We had this huge task before us with no rewards on the horizon for accomplishing it. The property was an hour away so any time we had to meet somebody there, it was two hours just for driving. It was going to be a long road to get this out of our faces and I was not of much help. I visited the place after all the distruction and at that point decided that I couldn't live there. Randal had no objections since the home had changed so much from what we had designed.

Randal managed the project as best he could while we both kept working at our business. A lot of that time period is foggy to me now. I was so saddened by the event and I knew it would not be easy to begin again after the horror of what happened at River Trails. It had taken a year and a half to find the land and over a year to build the house. It only took four months to sell it and the buyer was a young musician who was soon to have a bride. He would use the porch to write music and got our permission to use it even before we closed. There was some comfort that the beauty and views and the home would be used to create music.

I concentrated my energies on developing Bluebird Cove and we had more and more neighbors moving in nearby so we began to sink some roots into Lake Monticello, but they seemed to be shallow roots for both of us.

Within my heart was the longing for what had slipped through our hands. I became addicted to the real estate magazines hoping each week to find the place that we had moved to Virginia for, but never to find it ..... and possibly never to really know what it would look like.

They had cleared some of the woods behind us to build on to the shopping center. We could now see bright lights in the windows at night during the six months of the year we were without leaves on the trees. The parking lot noise with trucks and loud music from cars wasn't the only thing that bothered us. The bright stars and dark skies were no longer the same since light pollution had affected our views.

Our minds have been blurred by all these circumstances and the special friends we've made here, and the difference we are making for wildlife at least on our one acre of land. We were totally confused on what to do about our original dream that propelled us from Alabama to Virginia.

In the interim, we had battled a development that was to go in nearby behind us on most of that 40 acres of woods. The guy developing it was the same one who said it would never be developed. Matter of fact, he already had plans and various approvals for it before he even told the people buying his homes on this street that it would never be developed. That got our neighborhood together to try to fight the project with many meetings at the courthouse and after many months, Nahor Village was approved for retirement homes and buildings along with an assisted living center.

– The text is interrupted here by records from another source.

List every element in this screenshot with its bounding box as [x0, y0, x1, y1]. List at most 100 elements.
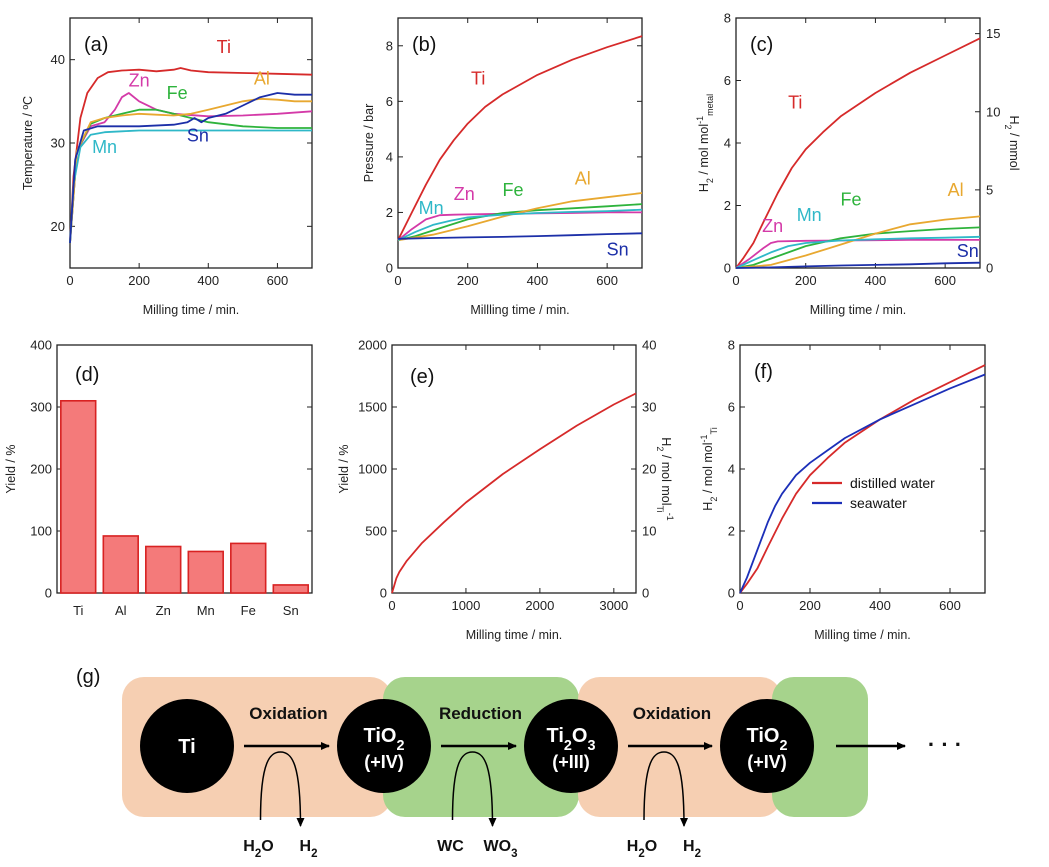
y2-axis-title-part: H	[659, 437, 673, 446]
scheme-reaction-arc	[643, 751, 688, 827]
x-axis-title: Milling time / min.	[810, 303, 907, 317]
series-label-zn: Zn	[454, 184, 475, 204]
panel-f: 0 200 400 600 0 2 4 6 8 (f) Milling time / min. H2 …	[699, 338, 986, 642]
y-axis-title: H2 / mol mol-1Ti	[699, 427, 719, 510]
series-line-zn	[735, 238, 980, 269]
panel-b-x-tick-label: 0	[394, 273, 401, 288]
series-line-mn	[397, 208, 643, 242]
series-label-zn: Zn	[762, 216, 783, 236]
panel-d-y-tick-label: 0	[45, 586, 52, 601]
panel-b-x-tick-label: 200	[457, 273, 479, 288]
bar-category-label: Al	[115, 603, 127, 618]
panel-label: (e)	[410, 366, 434, 388]
panel-b-y-tick-label: 0	[386, 261, 393, 276]
y2-axis-title-part: 2	[655, 446, 665, 451]
panel-c-y2-tick-label: 15	[986, 26, 1000, 41]
scheme-node-formula-part: TiO	[747, 725, 780, 747]
scheme-reactant-in-part: H	[243, 838, 255, 855]
series-label-al: Al	[254, 69, 270, 89]
x-axis-title: Milling time / min.	[143, 303, 240, 317]
panel-d-y-tick-label: 200	[30, 462, 52, 477]
panel-c-y2-tick-label: 10	[986, 104, 1000, 119]
panel-e-x-tick-label: 1000	[451, 598, 480, 613]
y-axis-title-part: 2	[705, 178, 715, 183]
series-label-zn: Zn	[129, 70, 150, 90]
scheme-node-formula: TiO2	[747, 725, 788, 754]
panel-b-x-tick-label: 600	[596, 273, 618, 288]
scheme-reactant-in: H2O	[243, 838, 273, 860]
scheme-node-formula-part: O	[572, 725, 588, 747]
series-label-fe: Fe	[841, 190, 862, 210]
scheme-reactant-in-part: H	[627, 838, 639, 855]
panel-e-y-tick-label: 1000	[358, 462, 387, 477]
bar-category-label: Ti	[73, 603, 83, 618]
scheme-reactant-out-part: 2	[695, 848, 701, 860]
panel-e-y-tick-label: 2000	[358, 338, 387, 353]
panel-f-x-tick-label: 0	[736, 598, 743, 613]
panel-c-x-tick-label: 600	[934, 273, 956, 288]
series-label-ti: Ti	[471, 69, 485, 89]
series-label-sn: Sn	[957, 241, 979, 261]
y-axis-title-part: / mol mol	[701, 442, 715, 496]
x-axis-title: Milling time / min.	[466, 628, 563, 642]
bar-category-label: Fe	[241, 603, 256, 618]
panel-a-x-tick-label: 0	[66, 273, 73, 288]
panel-c-y-tick-label: 8	[724, 11, 731, 26]
scheme-node-formula-part: Ti	[546, 725, 563, 747]
scheme-reactant-out-part: 2	[311, 848, 317, 860]
panel-c-y2-tick-label: 5	[986, 182, 993, 197]
scheme-reactant-out: H2	[300, 838, 318, 860]
scheme-reactant-out-part: 3	[511, 848, 517, 860]
series-line-ti	[397, 35, 643, 241]
panel-e-y2-tick-label: 10	[642, 524, 656, 539]
scheme-reactant-in-part: O	[645, 838, 657, 855]
panel-c-y-tick-label: 6	[724, 73, 731, 88]
bar-category-label: Zn	[156, 603, 171, 618]
y-axis-title: H2 / mol mol-1metal	[695, 94, 715, 192]
scheme-ellipsis: · · ·	[928, 732, 962, 757]
panel-a-y-tick-label: 40	[51, 52, 65, 67]
scheme-node-3	[720, 699, 814, 793]
panel-f-x-tick-label: 200	[799, 598, 821, 613]
y-axis-title-part: / mol mol	[697, 124, 711, 178]
panel-b-y-tick-label: 8	[386, 38, 393, 53]
x-axis-title: Millling time / min.	[470, 303, 569, 317]
panel-e-y2-tick-label: 30	[642, 400, 656, 415]
scheme-node-oxidation-state: (+IV)	[364, 752, 404, 772]
panel-e-y-tick-label: 500	[365, 524, 387, 539]
scheme-reaction-arc	[259, 751, 305, 827]
legend-label: distilled water	[850, 475, 935, 491]
panel-f-x-tick-label: 600	[939, 598, 961, 613]
panel-b-y-tick-label: 2	[386, 205, 393, 220]
y-axis-title-part: 2	[709, 497, 719, 502]
panel-e-y2-tick-label: 20	[642, 462, 656, 477]
panel-b-y-tick-label: 6	[386, 94, 393, 109]
x-axis-title: Milling time / min.	[814, 628, 911, 642]
series-line-sn	[397, 232, 643, 240]
panel-label: (g)	[76, 666, 100, 688]
series-label-ti: Ti	[217, 37, 231, 57]
series-label-fe: Fe	[167, 83, 188, 103]
scheme-node-1	[337, 699, 431, 793]
y2-axis-title-part: Ti	[655, 506, 665, 513]
series-line-zn	[69, 92, 313, 244]
series-line-al	[397, 192, 643, 242]
scheme-node-formula-part: 3	[587, 738, 595, 754]
series-line-zn	[397, 211, 642, 241]
y2-axis-title: H2 / mmol	[1003, 115, 1021, 170]
scheme-reactant-out: WO3	[484, 838, 518, 860]
panel-d-y-tick-label: 100	[30, 524, 52, 539]
panel-f-y-tick-label: 8	[728, 338, 735, 353]
panel-label: (c)	[750, 34, 773, 56]
y-axis-title-part: -1	[695, 116, 705, 124]
y-axis-title: Yield / %	[337, 445, 351, 494]
y2-axis-title-part: / mmol	[1007, 130, 1021, 171]
panel-b: 0 200 400 600 0 2 4 6 8 Ti Zn Fe Al Mn Sn (b) Millling t…	[362, 17, 643, 317]
y-axis-title: Yield / %	[4, 445, 18, 494]
panel-c-x-tick-label: 200	[795, 273, 817, 288]
scheme-node-oxidation-state: (+III)	[552, 752, 590, 772]
y-axis-title-part: -1	[699, 434, 709, 442]
scheme-step-label: Oxidation	[249, 704, 327, 723]
panel-e: 0 1000 2000 3000 0 500 1000 1500 2000 0 10 20 30 40 (e…	[337, 338, 675, 643]
panel-c-y-tick-label: 0	[724, 261, 731, 276]
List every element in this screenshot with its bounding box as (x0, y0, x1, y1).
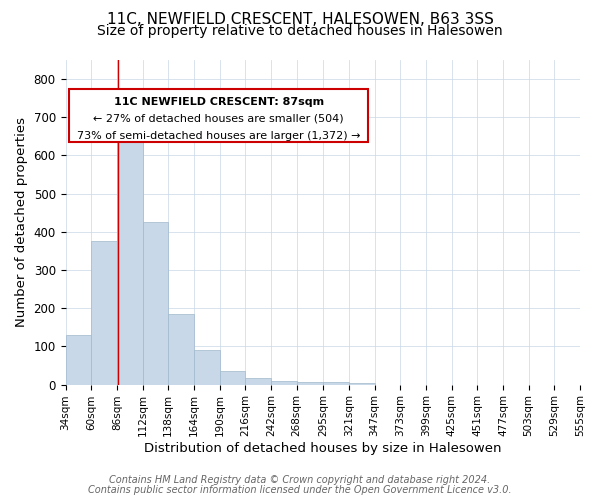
Bar (245, 378, 271, 384)
X-axis label: Distribution of detached houses by size in Halesowen: Distribution of detached houses by size … (144, 442, 502, 455)
Text: Contains public sector information licensed under the Open Government Licence v3: Contains public sector information licen… (88, 485, 512, 495)
Bar (65, 335, 91, 384)
Bar (296, 382, 323, 384)
Text: 11C, NEWFIELD CRESCENT, HALESOWEN, B63 3SS: 11C, NEWFIELD CRESCENT, HALESOWEN, B63 3… (107, 12, 493, 28)
Bar (349, 382, 374, 384)
Bar (271, 381, 296, 384)
Text: Size of property relative to detached houses in Halesowen: Size of property relative to detached ho… (97, 24, 503, 38)
Text: Contains HM Land Registry data © Crown copyright and database right 2024.: Contains HM Land Registry data © Crown c… (109, 475, 491, 485)
Bar (323, 382, 349, 384)
Text: 11C NEWFIELD CRESCENT: 87sqm: 11C NEWFIELD CRESCENT: 87sqm (113, 97, 323, 107)
Bar (117, 142, 143, 384)
Y-axis label: Number of detached properties: Number of detached properties (15, 118, 28, 328)
Bar (168, 314, 194, 384)
Bar (220, 371, 245, 384)
FancyBboxPatch shape (70, 88, 368, 142)
Bar (143, 222, 168, 384)
Bar (91, 242, 117, 384)
Bar (194, 350, 220, 384)
Text: 73% of semi-detached houses are larger (1,372) →: 73% of semi-detached houses are larger (… (77, 130, 361, 140)
Text: ← 27% of detached houses are smaller (504): ← 27% of detached houses are smaller (50… (93, 114, 344, 124)
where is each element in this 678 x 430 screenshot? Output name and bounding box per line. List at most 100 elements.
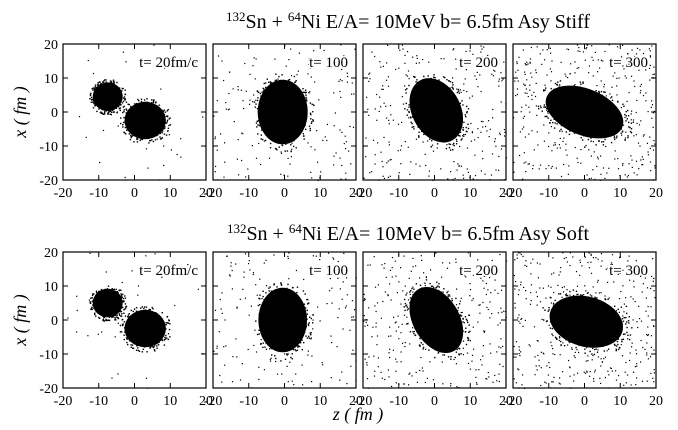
halo-dot xyxy=(293,75,296,78)
particle-dot xyxy=(628,63,630,65)
particle-dot xyxy=(403,383,405,385)
halo-dot xyxy=(122,324,124,327)
halo-dot xyxy=(460,315,463,317)
halo-dot xyxy=(161,312,163,314)
halo-dot xyxy=(616,135,618,137)
halo-dot xyxy=(265,292,267,294)
particle-dot xyxy=(638,69,640,71)
particle-dot xyxy=(469,97,471,99)
halo-dot xyxy=(136,345,138,347)
particle-dot xyxy=(369,264,371,266)
halo-dot xyxy=(151,99,153,101)
particle-dot xyxy=(233,121,235,123)
particle-dot xyxy=(586,371,588,373)
particle-dot xyxy=(597,156,599,158)
particle-dot xyxy=(289,163,291,165)
particle-dot xyxy=(541,318,543,320)
particle-dot xyxy=(593,151,595,153)
particle-dot xyxy=(630,113,632,115)
particle-dot xyxy=(284,353,286,355)
halo-dot xyxy=(459,102,461,104)
particle-dot xyxy=(310,76,312,78)
halo-dot xyxy=(607,298,609,300)
particle-dot xyxy=(482,280,484,282)
halo-dot xyxy=(304,89,307,91)
particle-dot xyxy=(653,66,655,68)
particle-dot xyxy=(163,145,165,147)
halo-dot xyxy=(130,105,132,108)
halo-dot xyxy=(95,291,98,294)
particle-dot xyxy=(597,279,599,281)
halo-dot xyxy=(125,133,127,135)
particle-dot xyxy=(395,370,397,372)
particle-dot xyxy=(576,44,579,46)
particle-dot xyxy=(524,71,526,73)
particle-dot xyxy=(584,256,586,258)
halo-dot xyxy=(630,122,633,124)
halo-dot xyxy=(312,104,315,106)
particle-dot xyxy=(635,111,637,114)
particle-dot xyxy=(654,297,656,299)
halo-dot xyxy=(467,108,470,110)
particle-dot xyxy=(525,260,527,262)
particle-dot xyxy=(559,377,561,379)
particle-dot xyxy=(385,276,387,278)
particle-dot xyxy=(587,360,589,362)
halo-dot xyxy=(126,338,128,340)
particle-dot xyxy=(517,368,519,370)
particle-dot xyxy=(635,160,638,162)
particle-dot xyxy=(225,345,227,347)
halo-dot xyxy=(625,115,627,117)
particle-dot xyxy=(494,140,496,143)
particle-dot xyxy=(596,165,598,168)
halo-dot xyxy=(627,320,630,322)
halo-dot xyxy=(145,306,148,308)
panel-r1-c4: t= 300-20 -10 0 10 20 xyxy=(504,43,663,201)
particle-dot xyxy=(600,265,602,267)
particle-dot xyxy=(446,267,449,269)
row2-title-sup-sn: 132 xyxy=(227,221,247,236)
particle-dot xyxy=(577,293,579,295)
particle-dot xyxy=(520,284,522,286)
halo-dot xyxy=(452,88,454,90)
particle-dot xyxy=(275,360,277,363)
panel-time-label: t= 100 xyxy=(309,263,348,279)
particle-dot xyxy=(649,79,651,81)
particle-dot xyxy=(297,70,299,72)
particle-dot xyxy=(539,164,542,166)
particle-dot xyxy=(473,348,475,350)
particle-dot xyxy=(526,265,528,267)
halo-dot xyxy=(306,100,308,102)
halo-dot xyxy=(122,111,124,114)
halo-dot xyxy=(169,117,171,119)
halo-dot xyxy=(543,319,545,321)
halo-dot xyxy=(548,307,550,309)
particle-dot xyxy=(631,61,633,63)
particle-dot xyxy=(572,256,574,258)
halo-dot xyxy=(459,131,462,133)
particle-dot xyxy=(610,97,612,99)
particle-dot xyxy=(579,50,581,52)
halo-dot xyxy=(404,89,407,91)
particle-dot xyxy=(600,253,603,255)
halo-dot xyxy=(152,346,155,349)
particle-dot xyxy=(117,125,119,127)
particle-dot xyxy=(551,345,553,347)
halo-dot xyxy=(406,88,408,90)
particle-dot xyxy=(333,164,335,166)
particle-dot xyxy=(412,327,414,329)
halo-dot xyxy=(156,347,158,349)
particle-dot xyxy=(585,290,587,292)
particle-dot xyxy=(247,348,249,350)
halo-dot xyxy=(94,86,97,88)
particle-dot xyxy=(591,45,593,47)
particle-dot xyxy=(467,362,470,364)
halo-dot xyxy=(262,138,264,141)
particle-dot xyxy=(221,60,223,62)
particle-dot xyxy=(322,139,324,141)
particle-dot xyxy=(416,381,418,383)
particle-dot xyxy=(346,383,348,385)
particle-dot xyxy=(395,68,397,70)
particle-dot xyxy=(636,122,638,124)
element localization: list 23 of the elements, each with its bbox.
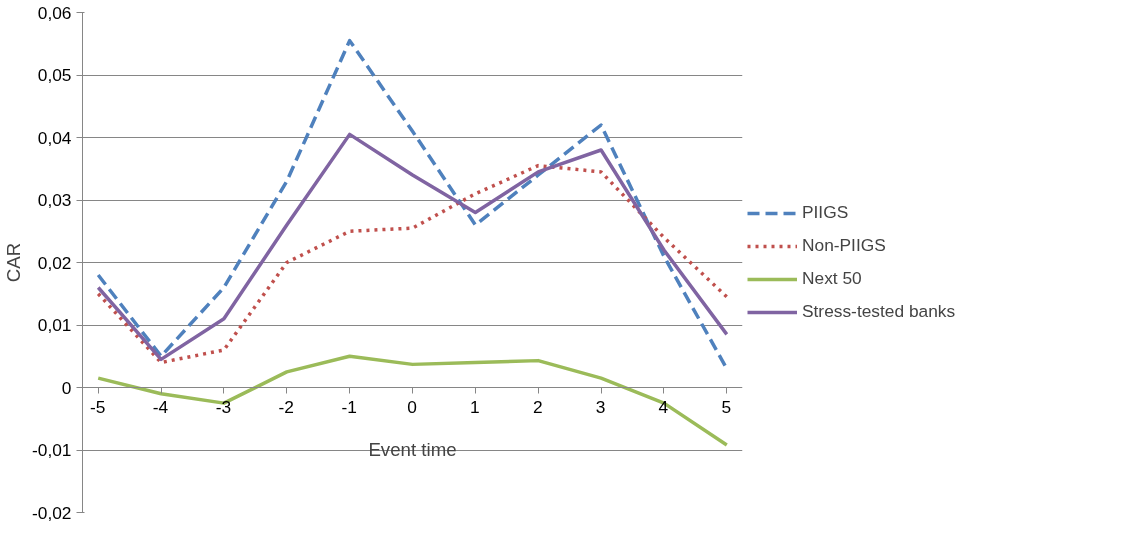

The project broke ground a few months ago and we are now entertained with the beep-beep of the equipment and the horrible sounds of trees falling to the ground. Since it's along a main highway, there is nothing keeping them from beginning at 6 AM, so there is little solace available on our porches these days.

We are blessed that there are two pieces of land, each under seven acres, behind us that is between us and Nahor Village. The one piece comes up to the rear of our neighbor's house and has a home on it. The other lot comes to the rear of our home and it's for sale. Since it's long and narrow and is zoned agricultural, it hasn't sold in the year that the sign has been on it. Of course, we are so grateful, but we can't help but wonder how long that will remain without development.

The lessons I'm learning at Bluebird Cove are many and if you have been a subscriber to "A Healing Moment" that I write, you will know that God has taught us much as we choose to follow Him and set our hearts on things above that are lasting and not on what will all burn up in the end.

God is faithful and all of these events have taught me that we have a choice to choose peace and joy in the Lord, or restless discontentment in the world. I have slipped into ruts now and then as I choose to not let my joy be determined by where I live .... but God is always there if I choose to focus and meditate on His Word and remind myself that where I live is not who I am and it's not the priority of my life. God promises to guide us.

We have continued to develop more and more habitat and gardening has been a great solace to me as I see the character and beauty of our Lord in His Creation. The more attached to Bluebird Cove, this one acre of land, that I become, the harder it is for me to actually consider leaving..... but there is still something within me that says, "This isn't forever."